When Protective Hormones Harm
Hassons findings point to cortisol, a steroid hormone produced by the adrenal glands, as a contributing factor in stress-related onsets of diabetes. Cortisol temporarily increases energy production required for immediate survivallike running from a bear, or escaping a house fire. For the average person, cortisol levels begin high in the morning and taper off as the day progresses, fluctuating appropriately. In African-American men living in socioeconomically depressed communities, cortisol levels start and remain highthe bear is always chasing; the smoke alarm always screeching.
Debra J. Barksdale, professor and associate dean of academic programs at Virginia Commonwealth Universitys School of Nursing, has been examining stress in African-American men for three decades. Like Hasson, she quotes cortisol and its role in chronic stress, stating that its like having your stressors turned on all the time.
The fight-or-flight reaction is more of an acute reaction, she says. Whether its related to the pressures from society, increased the opportunities of being stopped by the authorities, trying to provide for their families or trying to find a job or sustain a job, when a stressor results, there are physiological processes that occur in the brain that trigger the release of cortisol. What we have found was in certain people who are constantly emphasized, cortisol levels do not go down throughout the day. It will remain high.
The Broken Thermostat
When cortisol levels remain high without the presence of imminent peril or without some physical activity to offset the effects of chronic stress, Type 2 diabetes is a possibility the consequence. According to the American Diabetes Association, higher cortisol outcomes in higher insulin resistance, forcing the pancreas to produce more insulin to get a response. With ongoing insulin resistance, the insulin-producing beta cells wear down, causing Type 2 diabetes.
Think of stress like a hot summertime day. Your thermostat has to keep working harder and harder to keep your house cool. Eventually, it cant get the temperature back down to where you want it anymore; it cant get back down to 68 degrees. It can only get down to 69 degrees,( because) the system is worn out. Sixty-nine degrees is not bad, but then it maintains creeping up and eventually the body isnt able to respond because its chronically activated. Those are the folks who are going to be more likely to progress to diabetes, she says.
Mezuk partners with the YMCA of Greater Richmonds diabetes control and diabetes prevention programs. The diabetes control program helps adults living with Type 2 by providing education, support and care management. The diabetes prevention program is for those at risk for Type 2 diabetes. They learn how to construct lifestyle changes to reduce their chances of developing the disease.
Know Your Status
Learning to identify and manage stress positively is the first step to a healthier outcome.

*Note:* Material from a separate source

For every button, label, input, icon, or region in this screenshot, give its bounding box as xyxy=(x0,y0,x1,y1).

That can be exercising, playing in mens sports leagues, practising yoga, or seeking talk therapy. If no change pass, African-American men run the risk of epidemic levels of diabetes diagnoses5 0 percentby 2050, according to the diabetes association.
Caroline Fornshell, a registered dietitian and diabetes fitness and nutrition expert in Williamsburg, calls the individuals who catch the disease before its onset the luck ones.
They are the ones that got the warn. So often, people are walking around with undiagnosed full-fledged diabetes, and so it is really an exciting opportunity for individuals who find out they have pre-diabetes to take control, she says.
Pre-diabetics can exercise more and evaluate their diet. They also should reduce stress, get the proper quantities of sleep and seek out subsistences, whether its through a program or even some sort of wellness buddy, says Fornshell.
Mezuk fosters African-Americans who think theyre at risk due to family history or who live with chronic stress to consult a physician. Many humen dont know that they have the disease and when left untreated, it can lead to a host of other health problems, including hypertension, heart disease and kidney failurethree more conditions that African-American humen suffer at higher rates than their white and Latino counterparts.
Its really scary to go to the doctor[ and find out that you have] diabetes. People call it denialabetes for a reason. People dont want to believe that theyre sick, says Mezuk. But there is good news. We can take what we are learning about how stress and depression affect the body and actually turn that into improved health for people in terms of managing this condition better and hopefully being able to prevent this condition better.